What did emerge during the course of the dinner, as the younger members of the family innocently revealed it without realizing it and as I watched several scenarios play out as I was reading those cards - which revealed even more through that one sister's questions - was the hidden relationship conflict or obstacle that I puzzled about in your electrons a couple of posts ago. That consistent reference to it from each astrologer that I regularly visit. I had wondered about the one sister and her hubby's offers of assistance in gutting my home after years of no substantive contact, added into the other sister's sudden interest in my goings on over the past few months. It seems to me from my perspective that their attention is more about serving their own best interests as they percieve them - at my expense. I had hoped that wouldn't be the case. The psychologists'key questions "why this action and why now" and "what is the difference from the day before" ringing in my metaphorical ears throughout the past six months. It was impossible to hide those motives as they played out in the physical today. Of course, that is a very hurtful confirmation of their intent, especially when the families in question are already very well set in terms of resources and assets. It also explains the behaviour of the daughter-in-law who is the mom of my youngest grand-daughter - the one who did receive the gift - too, in vivid hues. Not that my youngest grand-daughter doesnt deserve gifts but equally so do her cousins. Uh huh. I wonder if there is the possibility of the replay of the story of Bathsheba and David being played out here. You know the story of the one lamb. Never mind - I'm still just processing the disappointment. Maybe the issues I've written about above are influencing my emotional responses and some projection is occurring. Don't know.

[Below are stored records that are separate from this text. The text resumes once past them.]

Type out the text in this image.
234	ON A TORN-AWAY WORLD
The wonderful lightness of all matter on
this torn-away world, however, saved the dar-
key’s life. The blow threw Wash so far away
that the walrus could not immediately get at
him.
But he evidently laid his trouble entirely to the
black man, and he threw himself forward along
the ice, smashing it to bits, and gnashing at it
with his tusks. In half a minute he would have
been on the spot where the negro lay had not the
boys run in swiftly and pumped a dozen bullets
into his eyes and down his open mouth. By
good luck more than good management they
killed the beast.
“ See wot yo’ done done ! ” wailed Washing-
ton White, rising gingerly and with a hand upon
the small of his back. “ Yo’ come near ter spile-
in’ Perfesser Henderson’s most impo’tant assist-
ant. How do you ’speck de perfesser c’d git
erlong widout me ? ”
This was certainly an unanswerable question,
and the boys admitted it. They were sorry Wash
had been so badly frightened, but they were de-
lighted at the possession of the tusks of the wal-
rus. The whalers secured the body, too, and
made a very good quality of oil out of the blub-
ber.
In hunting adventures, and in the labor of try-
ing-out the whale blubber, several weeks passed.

The one sister and her husband did drive my youngest and I home at the end of the afternoon. Commenting on the real estate market for most of the drive home. More revelations about the rationalizations used to justify their behaviour seemed to emerge. My brother and my Dad both seemd to be staying at arm's length from the entire cabal. They are leaving on their dream trip to New Zealand in a couple of weeks, so it wouldn't make a lot of sense to become entangled even if they were interested. My brother did offer to help with my job search through references and was really interested in the piecework I have been doing the past while. Glad that he seemed to respect the choices I've made anyway. Some extended discussion with my oldest son about his two children was a good review of positive developments too.

Anyway the sun is coming up and I need to wake my youngest so he can go to work. Good day, dear diary. More sleep might make me less cranky, eh?